El Gobierno nacional oficializó una reforma amplia del sistema de inteligencia mediante el DNU 941/2025, publicado este viernes en el Boletín Oficial, que modifica la Ley de Inteligencia Nacional 25.520 y entra en vigencia desde este 2 de enero.
La norma redefine la arquitectura del Sistema de Inteligencia Nacional (SIN), refuerza el rol de la Secretaría de Inteligencia de Estado (SIDE) como órgano superior, crea nuevos esquemas de intercambio de información con organismos estatales y reordena el mapa de agencias, incluyendo cambios relevantes en el área de ciberseguridad.
Aprehensión de personas: el punto más sensible del decreto
Entre los artículos incorporados, el DNU establece que los órganos del SIN proporcionarán su propia seguridad y protección de instalaciones, personal, operaciones e información, y que quedan habilitados a repeler o hacer cesar agresiones que los pongan en riesgo.

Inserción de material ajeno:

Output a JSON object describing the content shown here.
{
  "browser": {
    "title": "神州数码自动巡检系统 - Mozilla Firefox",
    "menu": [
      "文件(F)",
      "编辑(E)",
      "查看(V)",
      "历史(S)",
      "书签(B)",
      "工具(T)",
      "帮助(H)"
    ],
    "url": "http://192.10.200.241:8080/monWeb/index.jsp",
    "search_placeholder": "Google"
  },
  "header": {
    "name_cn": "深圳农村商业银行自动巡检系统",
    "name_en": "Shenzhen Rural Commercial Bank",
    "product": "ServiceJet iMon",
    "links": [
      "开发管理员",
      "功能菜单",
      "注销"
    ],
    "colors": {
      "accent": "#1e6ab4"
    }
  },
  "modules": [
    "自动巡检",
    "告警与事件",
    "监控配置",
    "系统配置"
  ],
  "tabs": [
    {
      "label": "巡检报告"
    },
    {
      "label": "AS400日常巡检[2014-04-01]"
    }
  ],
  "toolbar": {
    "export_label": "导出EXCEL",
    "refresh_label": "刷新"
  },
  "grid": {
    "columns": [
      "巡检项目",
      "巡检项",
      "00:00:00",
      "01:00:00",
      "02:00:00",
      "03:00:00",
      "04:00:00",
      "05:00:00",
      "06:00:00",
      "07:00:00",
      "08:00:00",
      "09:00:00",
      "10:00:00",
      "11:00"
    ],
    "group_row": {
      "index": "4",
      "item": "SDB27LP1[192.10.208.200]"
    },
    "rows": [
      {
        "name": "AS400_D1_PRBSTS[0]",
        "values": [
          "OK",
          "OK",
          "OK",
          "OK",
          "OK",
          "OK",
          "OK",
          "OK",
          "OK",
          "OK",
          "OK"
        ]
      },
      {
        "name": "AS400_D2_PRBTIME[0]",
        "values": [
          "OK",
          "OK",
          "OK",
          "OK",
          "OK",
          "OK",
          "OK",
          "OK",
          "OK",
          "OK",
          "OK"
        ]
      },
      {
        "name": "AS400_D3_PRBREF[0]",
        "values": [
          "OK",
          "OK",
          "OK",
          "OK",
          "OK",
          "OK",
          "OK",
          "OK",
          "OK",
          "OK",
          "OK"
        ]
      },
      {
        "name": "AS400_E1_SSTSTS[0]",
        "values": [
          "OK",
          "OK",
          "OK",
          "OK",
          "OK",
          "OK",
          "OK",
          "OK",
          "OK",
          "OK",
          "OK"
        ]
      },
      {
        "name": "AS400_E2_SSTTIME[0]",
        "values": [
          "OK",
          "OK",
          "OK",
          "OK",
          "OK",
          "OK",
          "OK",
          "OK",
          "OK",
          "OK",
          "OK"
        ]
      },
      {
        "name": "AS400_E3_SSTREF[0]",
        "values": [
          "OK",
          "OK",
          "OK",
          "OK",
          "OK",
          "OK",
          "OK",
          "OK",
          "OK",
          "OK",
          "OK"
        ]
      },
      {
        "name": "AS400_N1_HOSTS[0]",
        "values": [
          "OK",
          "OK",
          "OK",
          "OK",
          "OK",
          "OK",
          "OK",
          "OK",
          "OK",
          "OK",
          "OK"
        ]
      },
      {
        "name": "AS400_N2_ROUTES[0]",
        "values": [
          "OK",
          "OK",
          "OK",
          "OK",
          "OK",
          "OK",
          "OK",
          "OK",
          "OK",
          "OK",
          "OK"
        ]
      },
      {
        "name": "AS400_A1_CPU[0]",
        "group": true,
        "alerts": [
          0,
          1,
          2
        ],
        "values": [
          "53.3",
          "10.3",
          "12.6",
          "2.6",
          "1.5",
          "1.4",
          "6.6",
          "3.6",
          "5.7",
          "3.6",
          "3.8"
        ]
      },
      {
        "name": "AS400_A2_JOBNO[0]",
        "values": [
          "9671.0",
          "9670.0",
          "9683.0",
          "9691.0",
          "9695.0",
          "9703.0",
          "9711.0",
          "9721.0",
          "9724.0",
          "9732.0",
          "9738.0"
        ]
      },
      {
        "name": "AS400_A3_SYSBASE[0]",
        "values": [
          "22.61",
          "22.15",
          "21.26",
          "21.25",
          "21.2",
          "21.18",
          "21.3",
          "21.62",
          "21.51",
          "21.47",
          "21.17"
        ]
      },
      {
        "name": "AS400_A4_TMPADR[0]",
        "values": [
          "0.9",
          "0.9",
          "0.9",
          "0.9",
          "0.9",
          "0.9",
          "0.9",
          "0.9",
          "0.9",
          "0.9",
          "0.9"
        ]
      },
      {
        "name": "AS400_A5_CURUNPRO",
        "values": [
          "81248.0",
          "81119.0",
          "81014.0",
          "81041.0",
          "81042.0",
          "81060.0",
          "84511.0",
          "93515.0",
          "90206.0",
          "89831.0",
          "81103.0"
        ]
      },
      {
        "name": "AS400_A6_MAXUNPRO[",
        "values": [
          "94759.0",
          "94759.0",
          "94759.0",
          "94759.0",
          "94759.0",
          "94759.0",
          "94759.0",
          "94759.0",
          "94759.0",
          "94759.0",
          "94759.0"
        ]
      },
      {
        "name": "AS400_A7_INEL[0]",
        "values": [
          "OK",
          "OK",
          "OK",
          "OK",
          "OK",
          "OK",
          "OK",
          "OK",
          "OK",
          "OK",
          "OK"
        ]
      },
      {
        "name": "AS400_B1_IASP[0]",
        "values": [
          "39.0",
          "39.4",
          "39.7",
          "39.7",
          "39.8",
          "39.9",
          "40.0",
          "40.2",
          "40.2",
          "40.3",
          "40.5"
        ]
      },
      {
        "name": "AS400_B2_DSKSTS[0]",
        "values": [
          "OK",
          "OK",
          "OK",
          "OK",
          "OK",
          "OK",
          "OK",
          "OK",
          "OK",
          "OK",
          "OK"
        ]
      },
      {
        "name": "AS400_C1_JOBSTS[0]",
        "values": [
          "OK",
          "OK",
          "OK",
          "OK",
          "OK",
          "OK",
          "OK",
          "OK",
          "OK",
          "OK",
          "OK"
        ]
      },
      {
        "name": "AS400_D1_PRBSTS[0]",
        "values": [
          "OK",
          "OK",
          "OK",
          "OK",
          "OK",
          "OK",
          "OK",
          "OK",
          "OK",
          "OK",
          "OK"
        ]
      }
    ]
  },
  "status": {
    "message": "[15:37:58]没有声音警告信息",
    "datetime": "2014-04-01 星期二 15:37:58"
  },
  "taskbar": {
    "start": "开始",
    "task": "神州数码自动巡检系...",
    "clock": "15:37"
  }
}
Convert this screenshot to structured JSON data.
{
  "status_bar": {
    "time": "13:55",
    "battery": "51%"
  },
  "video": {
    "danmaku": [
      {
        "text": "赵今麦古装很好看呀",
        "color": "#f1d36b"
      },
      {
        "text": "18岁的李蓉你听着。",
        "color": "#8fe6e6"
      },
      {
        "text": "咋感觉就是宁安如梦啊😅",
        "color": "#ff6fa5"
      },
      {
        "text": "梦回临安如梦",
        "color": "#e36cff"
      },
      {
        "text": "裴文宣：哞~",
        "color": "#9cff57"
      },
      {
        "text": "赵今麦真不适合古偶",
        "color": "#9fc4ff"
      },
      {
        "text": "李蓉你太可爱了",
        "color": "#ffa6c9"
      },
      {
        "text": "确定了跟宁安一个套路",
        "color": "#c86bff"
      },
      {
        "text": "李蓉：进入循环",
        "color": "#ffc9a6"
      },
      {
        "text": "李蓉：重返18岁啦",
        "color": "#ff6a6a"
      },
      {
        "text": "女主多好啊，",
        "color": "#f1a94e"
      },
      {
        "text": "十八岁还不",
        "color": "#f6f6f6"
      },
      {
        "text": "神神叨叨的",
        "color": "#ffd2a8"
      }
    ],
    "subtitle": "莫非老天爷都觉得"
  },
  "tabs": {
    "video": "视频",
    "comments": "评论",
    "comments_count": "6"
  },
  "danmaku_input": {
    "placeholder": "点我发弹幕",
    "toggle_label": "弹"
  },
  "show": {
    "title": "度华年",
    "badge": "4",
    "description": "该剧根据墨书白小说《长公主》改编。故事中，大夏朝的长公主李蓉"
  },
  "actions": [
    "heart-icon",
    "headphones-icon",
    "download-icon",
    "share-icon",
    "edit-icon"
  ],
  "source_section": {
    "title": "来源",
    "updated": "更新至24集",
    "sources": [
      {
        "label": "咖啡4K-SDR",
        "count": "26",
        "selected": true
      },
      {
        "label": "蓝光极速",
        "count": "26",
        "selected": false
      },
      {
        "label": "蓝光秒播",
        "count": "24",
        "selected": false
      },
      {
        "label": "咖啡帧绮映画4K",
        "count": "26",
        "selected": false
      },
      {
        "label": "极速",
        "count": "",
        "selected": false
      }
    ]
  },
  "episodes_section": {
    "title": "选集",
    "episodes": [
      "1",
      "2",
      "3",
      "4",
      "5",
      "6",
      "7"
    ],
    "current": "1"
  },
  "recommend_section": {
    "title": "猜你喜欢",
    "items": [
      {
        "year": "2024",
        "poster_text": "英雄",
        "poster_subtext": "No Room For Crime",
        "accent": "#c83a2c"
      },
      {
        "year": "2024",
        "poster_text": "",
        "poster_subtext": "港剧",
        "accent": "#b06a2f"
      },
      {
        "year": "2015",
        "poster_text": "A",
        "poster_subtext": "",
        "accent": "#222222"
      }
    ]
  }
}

En ese marco, fija que “en el marco del desarrollo de actividades de inteligencia, auxilio o requerimiento judicial y/o comisión de delitos en flagrancia”, el personal de inteligencia podrá proceder a la aprehensión de personas, con la obligación de dar aviso inmediato a las fuerzas policiales y de seguridad competentes.
Inteligencia “encubierta” por definición
El decreto incorpora un artículo que señala que todas las actividades realizadas en el ámbito de la Inteligencia Nacional revisten carácter encubierto, “en virtud de su sensibilidad” y con el objetivo declarado de minimizar el “riesgo estratégico nacional”.
Además, define qué se entiende por investigación de inteligencia y amplía el alcance normativo de la contrainteligencia, incluyendo la obligación de adoptar medidas de seguridad de contrainteligencia en todo el Sector Público Nacional bajo responsabilidad de los titulares de organismos.
SIDE: más centralización y control presupuestario
La reforma reafirma a la SIDE como el órgano superior del SIN y le asigna funciones de conducción, coordinación y articulación del sistema, incluyendo:
Aprobar proyectos de presupuesto de órganos del sistema y de la Comunidad de Inteligencia Nacional (con excepciones específicas).
Administrar y controlar partidas vinculadas a gastos de inteligencia, incluidos los gastos reservados.
Requerir información a todos los órganos del Sector Público Nacional y solicitar cooperación de provincias y CABA cuando lo considere necesario para el desarrollo de sus actividades.
Reordenamiento de agencias y cambios en ciberseguridad
El DNU reorganiza organismos creados en la reestructuración previa del sistema:
La Agencia de Seguridad Nacional (ASN) pasa a denominarse Agencia Nacional de Contrainteligencia (ANC), con foco preventivo en amenazas como espionaje, sabotaje, injerencia, interferencia e influencia.
La División de Asuntos Internos (DAI) pasa a ser la Inspectoría General de Inteligencia (IGI), con tareas de auditoría e inspecciones para evaluar desempeño, eficacia y economía de recursos.
La antigua Agencia Federal de Ciberseguridad (AFC) cambia de perfil y queda como Agencia Federal de Ciberinteligencia, orientada a producir inteligencia en el dominio del ciberespacio y espacio radioeléctrico.
En paralelo, el decreto crea el Centro Nacional de Ciberseguridad (CNC) como organismo descentralizado bajo la órbita de la Jefatura de Gabinete (área de Innovación, Ciencia y Tecnología), con funciones rectoras en la protección del ciberespacio de interés nacional y la coordinación del CERT.AR. También establece transferencias de bienes y funciones desde el área previa vinculada a ciberseguridad.
Además, la reforma dispone la disolución de la Dirección Nacional de Inteligencia Estratégica Militar (dependiente del Ministerio de Defensa), argumentando superposición de funciones y sobredimensionamiento, y transfiere recursos a la Dirección General de Inteligencia del Estado Mayor Conjunto de las Fuerzas Armadas.
Nuevas “comunidades” de intercambio de información
El decreto crea dos ámbitos formales para el flujo de información:
Comunidad de Inteligencia Nacional (CITN): integra el SIN, áreas de inteligencia de fuerzas federales y armadas, y otros organismos con competencias afines, bajo dirección de la SIDE.
Comunidad Informativa Nacional (CIFN): articula con organismos estatales que generan insumos de interés (como áreas de migraciones, registros, aduana, ciencia y tecnología, entre otros) para suministrar información relevante a la producción de inteligencia, también bajo conducción SIDE.
El texto incorpora, además, previsiones sobre procedimientos y reglamentación futura, incluyendo mecanismos de trazabilidad y control.
Como en otros DNUs, el decreto dispone dar cuenta a la Comisión Bicameral Permanente del Congreso para su tratamiento conforme la Ley 26.122.